The blinds reopened to a stage without a band; just two synths and a sampler pad on one side, a mic on the other. A line of banners in the background bore logos of Australia in an assortment of bright color schemes; a homage to a long-lost corporate psyche we can all somehow vaguely remember. A haze of smoke then poured from both sides of the stage as Harvey Miller emerged and presumed his place behind the synthesizers. Monte Morgan followed, wearing slacks, a fishnet shirt and a floral blazer. A wave of cheers greeted Client Liaison’s opening track, the diplomatically savvy and currently unreleased ‘Canberra Won’t Be Calling Tonight’.
Although mostly prerecorded, Miller’s production was more or less flawless. He played the synth solos and hit the sample pads with accuracy to a tee; his space-odyssey keys soaring over the resounding drums and bouncy synth riffs of tracks like ‘End of the Earth’, ‘Pretty Lover’, and their latest release, ‘That’s Desire’. This was all aided by spot on sound production, leading the room to become engulfed by the markedly clean and intricate pop beats being churned out by the electric blonde producer.
“We are here to dignify your mood” were the first words spoken by Morgan following the opening track. The frontman established a sense of awe amongst the crowd almost instantaneously; his dance moves as sharp as a blade, as swift as a breeze. He sung his vocal lines with such conviction that his charisma was intimidating. The duo continued with a new track, aptly titled ‘Touch’ – their focus on sensuality becoming more and more evident with every shut-eyed, whispered line from Morgan, and every echoing synth note from Miller that could otherwise have found a home in a Barry White ballad.

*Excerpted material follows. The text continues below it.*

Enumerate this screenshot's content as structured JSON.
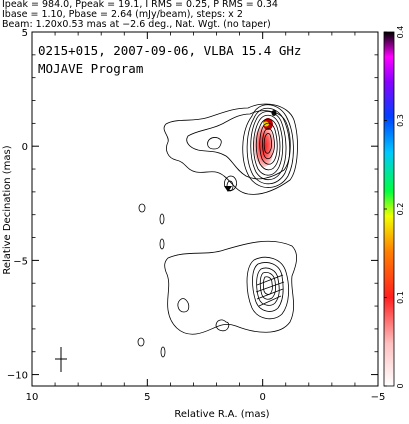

Projections of the Diners Club logo, Cathy Freeman and kangaroos in transit beamed over the aforementioned banners of the Australian logo, as Morgan pranced around the stage with astounding grace. Besides acting as as perfect accompaniment to the rest of the show, the projections served as a warm reminder that amongst the overwhelming toxicity of Australian politics in 2014, there are some parts of Australiana that most of us love or at least fondly remember. The cherry on the cake was a didgeridoo sample towards the beginning of the set – tastefully layered over an 80s house beat with not a single tinge of irony, but rather a genuine appreciation for both its sound aesthetic, and for the lost trend of patriotic Oz ballads.
The duo briefly exited the stage after performing ‘Groove The Physical’: the excuse of an encore providing the now-topless Morgan with ample opportunity for a costume change. He reemerged dressed as a new-age Raphaelite, with three rows of cream ruffles running down the center of his shirt beneath a brown blazer. They proceeded to play their synth-pop banger ‘Feeling’, before ending the show with the house romp ‘Free Of Fear’, subsequently exiting the stage with the audience fulfilled (and some still dancing).
From start to finish, Client Liaison stuck by their motto of “Think nothing. Feel everything. Pleasure is good.” Theirs was a concert where sensuality trumped sense, feeling was foremost, and Australia was everything. Time, place and inhibitions were held in little regard on Sunday night.